- Article
Quantifying the Spatial Burden of Informal Ride Provision for Older Adults Using Activity Space Analysis and GIS
- Rebecca L. Mauldin,
- Stephen P. Mattingly and
- Rupal Parekh
- + 3 authors
Older adults’ well-being is strongly shaped by their capacity to navigate and access places beyond their immediate surroundings. Lack of adequate transportation can limit their access to health care, services, and social opportunities. For older adults in the United States who do not or no longer drive, getting private automobile rides from others is their primary mode of transportation, but this reliance can burden their ride providers. Measuring and assessing the geospatial burden of providing rides is important for research and policies that aim to address both negative effects for ride providers and older adults’ unmet travel needs.

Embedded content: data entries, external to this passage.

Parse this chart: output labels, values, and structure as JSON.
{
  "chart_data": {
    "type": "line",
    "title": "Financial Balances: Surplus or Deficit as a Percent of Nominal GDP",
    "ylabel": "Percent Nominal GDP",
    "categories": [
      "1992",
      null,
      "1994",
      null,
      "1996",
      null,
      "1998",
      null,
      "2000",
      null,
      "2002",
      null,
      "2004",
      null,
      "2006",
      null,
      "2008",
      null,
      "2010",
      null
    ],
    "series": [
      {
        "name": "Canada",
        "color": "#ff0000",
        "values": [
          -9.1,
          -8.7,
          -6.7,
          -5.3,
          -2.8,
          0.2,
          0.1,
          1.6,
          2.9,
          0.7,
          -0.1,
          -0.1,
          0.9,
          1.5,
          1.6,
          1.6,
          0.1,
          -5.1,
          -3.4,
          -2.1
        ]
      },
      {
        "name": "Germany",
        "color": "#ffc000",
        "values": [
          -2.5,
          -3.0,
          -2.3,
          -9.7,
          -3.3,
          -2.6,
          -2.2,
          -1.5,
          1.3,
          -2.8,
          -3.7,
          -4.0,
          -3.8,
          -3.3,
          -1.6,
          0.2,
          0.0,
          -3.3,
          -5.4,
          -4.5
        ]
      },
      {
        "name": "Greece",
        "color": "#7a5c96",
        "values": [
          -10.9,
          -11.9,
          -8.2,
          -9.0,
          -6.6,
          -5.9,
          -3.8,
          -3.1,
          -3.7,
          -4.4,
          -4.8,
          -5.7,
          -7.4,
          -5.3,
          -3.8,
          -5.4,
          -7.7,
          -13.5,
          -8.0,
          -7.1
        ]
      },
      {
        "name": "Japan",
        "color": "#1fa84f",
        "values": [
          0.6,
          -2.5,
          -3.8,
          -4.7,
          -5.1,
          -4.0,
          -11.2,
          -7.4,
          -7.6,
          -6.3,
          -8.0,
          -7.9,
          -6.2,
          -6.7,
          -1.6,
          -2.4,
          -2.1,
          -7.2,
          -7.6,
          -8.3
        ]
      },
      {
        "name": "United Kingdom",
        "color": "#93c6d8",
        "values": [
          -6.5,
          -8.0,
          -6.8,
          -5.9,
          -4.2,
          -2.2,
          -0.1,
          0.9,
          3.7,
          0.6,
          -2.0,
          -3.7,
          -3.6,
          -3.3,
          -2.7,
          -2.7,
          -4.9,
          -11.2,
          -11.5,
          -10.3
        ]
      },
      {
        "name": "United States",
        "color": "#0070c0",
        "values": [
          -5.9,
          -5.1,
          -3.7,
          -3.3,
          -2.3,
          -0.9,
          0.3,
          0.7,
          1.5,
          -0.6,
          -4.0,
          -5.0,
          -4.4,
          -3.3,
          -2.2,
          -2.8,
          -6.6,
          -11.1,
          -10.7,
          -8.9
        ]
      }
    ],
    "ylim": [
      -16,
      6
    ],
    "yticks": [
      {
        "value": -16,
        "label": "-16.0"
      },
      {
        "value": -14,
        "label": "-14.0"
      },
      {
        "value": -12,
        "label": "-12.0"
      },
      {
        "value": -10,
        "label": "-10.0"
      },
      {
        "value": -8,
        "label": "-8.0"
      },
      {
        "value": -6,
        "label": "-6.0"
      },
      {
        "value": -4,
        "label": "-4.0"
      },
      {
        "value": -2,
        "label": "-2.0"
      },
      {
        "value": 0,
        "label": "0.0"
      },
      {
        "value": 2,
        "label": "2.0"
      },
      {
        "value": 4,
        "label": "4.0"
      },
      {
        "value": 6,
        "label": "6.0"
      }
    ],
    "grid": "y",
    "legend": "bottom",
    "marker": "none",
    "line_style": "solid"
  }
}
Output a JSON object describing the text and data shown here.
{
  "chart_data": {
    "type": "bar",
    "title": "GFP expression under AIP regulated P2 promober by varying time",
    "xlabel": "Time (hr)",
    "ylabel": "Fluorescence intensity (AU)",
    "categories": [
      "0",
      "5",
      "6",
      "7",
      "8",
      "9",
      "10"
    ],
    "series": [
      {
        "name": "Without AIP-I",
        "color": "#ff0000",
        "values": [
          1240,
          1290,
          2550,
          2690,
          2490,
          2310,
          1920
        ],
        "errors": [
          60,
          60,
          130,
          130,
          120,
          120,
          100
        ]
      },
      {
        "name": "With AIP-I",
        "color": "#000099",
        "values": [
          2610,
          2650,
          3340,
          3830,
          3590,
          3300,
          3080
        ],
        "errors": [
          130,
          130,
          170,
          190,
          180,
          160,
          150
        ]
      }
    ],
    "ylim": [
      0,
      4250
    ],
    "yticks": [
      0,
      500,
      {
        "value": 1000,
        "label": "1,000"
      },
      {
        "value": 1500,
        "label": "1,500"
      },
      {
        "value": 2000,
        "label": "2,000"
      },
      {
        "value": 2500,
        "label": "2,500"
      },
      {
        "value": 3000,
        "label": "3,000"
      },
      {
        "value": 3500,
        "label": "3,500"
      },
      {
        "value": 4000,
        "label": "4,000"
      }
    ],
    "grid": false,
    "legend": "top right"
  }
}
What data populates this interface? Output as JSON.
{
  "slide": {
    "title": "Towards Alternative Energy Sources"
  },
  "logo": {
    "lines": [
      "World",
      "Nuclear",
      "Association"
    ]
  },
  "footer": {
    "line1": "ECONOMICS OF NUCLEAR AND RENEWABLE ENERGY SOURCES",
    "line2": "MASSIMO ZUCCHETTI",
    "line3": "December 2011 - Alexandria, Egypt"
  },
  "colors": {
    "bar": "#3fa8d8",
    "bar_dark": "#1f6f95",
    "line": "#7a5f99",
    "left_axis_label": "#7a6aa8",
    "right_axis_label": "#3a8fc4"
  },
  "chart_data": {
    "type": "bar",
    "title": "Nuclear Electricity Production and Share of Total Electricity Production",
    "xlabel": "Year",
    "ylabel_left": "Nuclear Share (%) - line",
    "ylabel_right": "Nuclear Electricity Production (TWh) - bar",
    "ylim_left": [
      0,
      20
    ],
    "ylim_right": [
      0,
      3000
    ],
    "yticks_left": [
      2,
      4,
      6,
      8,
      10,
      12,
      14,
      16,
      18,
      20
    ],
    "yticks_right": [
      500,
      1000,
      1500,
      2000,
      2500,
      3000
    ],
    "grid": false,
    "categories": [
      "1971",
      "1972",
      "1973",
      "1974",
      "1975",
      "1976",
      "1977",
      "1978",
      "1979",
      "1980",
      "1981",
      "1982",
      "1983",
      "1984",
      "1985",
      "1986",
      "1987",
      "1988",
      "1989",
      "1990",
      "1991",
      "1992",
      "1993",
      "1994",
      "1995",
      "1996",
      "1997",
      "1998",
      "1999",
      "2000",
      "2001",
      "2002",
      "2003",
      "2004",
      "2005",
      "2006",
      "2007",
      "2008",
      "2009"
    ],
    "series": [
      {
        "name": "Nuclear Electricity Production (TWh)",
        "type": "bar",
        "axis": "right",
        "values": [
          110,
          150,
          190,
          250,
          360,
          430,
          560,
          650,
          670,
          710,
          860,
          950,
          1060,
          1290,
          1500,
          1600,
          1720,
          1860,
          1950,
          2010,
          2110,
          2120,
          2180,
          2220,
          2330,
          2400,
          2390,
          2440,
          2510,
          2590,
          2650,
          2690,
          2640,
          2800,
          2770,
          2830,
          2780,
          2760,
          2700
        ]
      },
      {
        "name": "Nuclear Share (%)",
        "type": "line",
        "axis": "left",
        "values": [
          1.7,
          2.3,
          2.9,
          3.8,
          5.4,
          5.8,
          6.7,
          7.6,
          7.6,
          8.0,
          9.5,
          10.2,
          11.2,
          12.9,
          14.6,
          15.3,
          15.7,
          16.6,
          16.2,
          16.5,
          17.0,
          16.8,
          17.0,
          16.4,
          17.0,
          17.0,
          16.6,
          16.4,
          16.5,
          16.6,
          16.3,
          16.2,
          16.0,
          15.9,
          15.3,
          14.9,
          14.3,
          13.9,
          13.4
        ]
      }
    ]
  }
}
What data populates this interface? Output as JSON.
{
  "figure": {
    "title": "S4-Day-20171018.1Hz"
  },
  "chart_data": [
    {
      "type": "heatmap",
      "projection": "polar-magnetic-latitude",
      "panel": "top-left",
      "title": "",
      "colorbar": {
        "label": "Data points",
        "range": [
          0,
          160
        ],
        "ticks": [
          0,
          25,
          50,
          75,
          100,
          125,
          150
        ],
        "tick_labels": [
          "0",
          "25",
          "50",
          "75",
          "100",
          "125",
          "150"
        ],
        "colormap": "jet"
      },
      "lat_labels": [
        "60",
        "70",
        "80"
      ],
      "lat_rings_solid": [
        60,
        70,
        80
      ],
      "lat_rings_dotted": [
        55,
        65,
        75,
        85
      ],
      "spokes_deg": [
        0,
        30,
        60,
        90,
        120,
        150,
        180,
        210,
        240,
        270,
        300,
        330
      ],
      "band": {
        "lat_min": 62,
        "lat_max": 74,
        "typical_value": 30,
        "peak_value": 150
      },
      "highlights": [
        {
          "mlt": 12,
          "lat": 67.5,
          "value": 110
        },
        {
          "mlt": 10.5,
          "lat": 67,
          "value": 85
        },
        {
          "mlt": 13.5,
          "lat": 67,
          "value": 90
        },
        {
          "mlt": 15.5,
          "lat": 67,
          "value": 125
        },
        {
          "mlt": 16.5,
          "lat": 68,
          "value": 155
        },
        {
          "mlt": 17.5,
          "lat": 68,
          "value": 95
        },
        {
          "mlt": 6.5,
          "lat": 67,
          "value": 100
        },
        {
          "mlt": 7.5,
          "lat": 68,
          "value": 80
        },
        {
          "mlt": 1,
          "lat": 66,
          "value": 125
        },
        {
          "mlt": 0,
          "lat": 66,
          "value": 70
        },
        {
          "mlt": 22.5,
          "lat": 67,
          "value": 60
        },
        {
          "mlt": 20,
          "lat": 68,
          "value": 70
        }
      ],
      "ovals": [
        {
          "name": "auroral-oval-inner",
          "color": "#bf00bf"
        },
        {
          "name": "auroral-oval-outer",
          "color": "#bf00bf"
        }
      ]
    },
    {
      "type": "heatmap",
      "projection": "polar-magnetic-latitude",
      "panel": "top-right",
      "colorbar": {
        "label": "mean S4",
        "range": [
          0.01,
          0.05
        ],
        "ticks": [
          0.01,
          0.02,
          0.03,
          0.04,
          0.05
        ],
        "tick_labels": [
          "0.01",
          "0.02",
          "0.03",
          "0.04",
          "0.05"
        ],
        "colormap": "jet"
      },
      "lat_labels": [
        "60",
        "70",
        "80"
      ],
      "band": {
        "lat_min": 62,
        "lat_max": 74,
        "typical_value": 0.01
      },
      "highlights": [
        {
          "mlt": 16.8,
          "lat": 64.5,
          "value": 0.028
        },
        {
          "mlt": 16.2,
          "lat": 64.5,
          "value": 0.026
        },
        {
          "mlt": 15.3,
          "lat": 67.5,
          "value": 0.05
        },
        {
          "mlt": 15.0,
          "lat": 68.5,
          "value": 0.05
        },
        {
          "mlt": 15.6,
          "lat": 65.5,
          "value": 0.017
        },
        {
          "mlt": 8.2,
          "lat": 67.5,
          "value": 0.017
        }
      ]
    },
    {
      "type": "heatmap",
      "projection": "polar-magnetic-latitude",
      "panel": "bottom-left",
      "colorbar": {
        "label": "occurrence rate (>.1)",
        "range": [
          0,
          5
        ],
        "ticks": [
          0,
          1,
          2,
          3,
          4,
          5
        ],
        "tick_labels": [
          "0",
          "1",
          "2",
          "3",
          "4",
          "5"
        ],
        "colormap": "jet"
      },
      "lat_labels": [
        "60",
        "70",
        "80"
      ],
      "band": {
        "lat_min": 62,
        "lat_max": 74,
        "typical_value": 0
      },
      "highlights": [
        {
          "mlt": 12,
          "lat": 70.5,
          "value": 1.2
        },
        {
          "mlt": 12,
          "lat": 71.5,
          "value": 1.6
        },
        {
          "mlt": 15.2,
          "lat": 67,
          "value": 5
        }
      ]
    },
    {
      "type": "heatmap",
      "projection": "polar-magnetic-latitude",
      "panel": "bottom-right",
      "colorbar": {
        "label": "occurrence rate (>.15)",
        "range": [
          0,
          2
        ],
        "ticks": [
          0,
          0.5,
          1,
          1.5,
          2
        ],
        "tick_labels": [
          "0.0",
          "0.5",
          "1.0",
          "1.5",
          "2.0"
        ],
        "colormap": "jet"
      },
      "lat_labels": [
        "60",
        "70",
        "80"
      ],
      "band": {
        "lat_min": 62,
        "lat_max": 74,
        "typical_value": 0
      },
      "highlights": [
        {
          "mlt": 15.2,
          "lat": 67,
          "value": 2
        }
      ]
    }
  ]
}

In this manuscript, we propose an approach that collects data to assess ride providers’ geospatial activity spaces for their own routine activities and for providing rides. By comparing the two activity spaces, we propose a method to operationalize geospatial ride-providing burden, using three potential burden indicators. Using data from an exploratory study (N = 12 ride providers), we apply these burden indicators and correlate them to other indicators of burden (i.e., days/month giving rides, monetary costs, missed work, increased stress). We conclude that the share of the activity space for providing rides falling beyond the area of the ride provider’s routine personal travel (what we call Burden Indicator B) may be a useful indicator of geospatial burden of providing rides.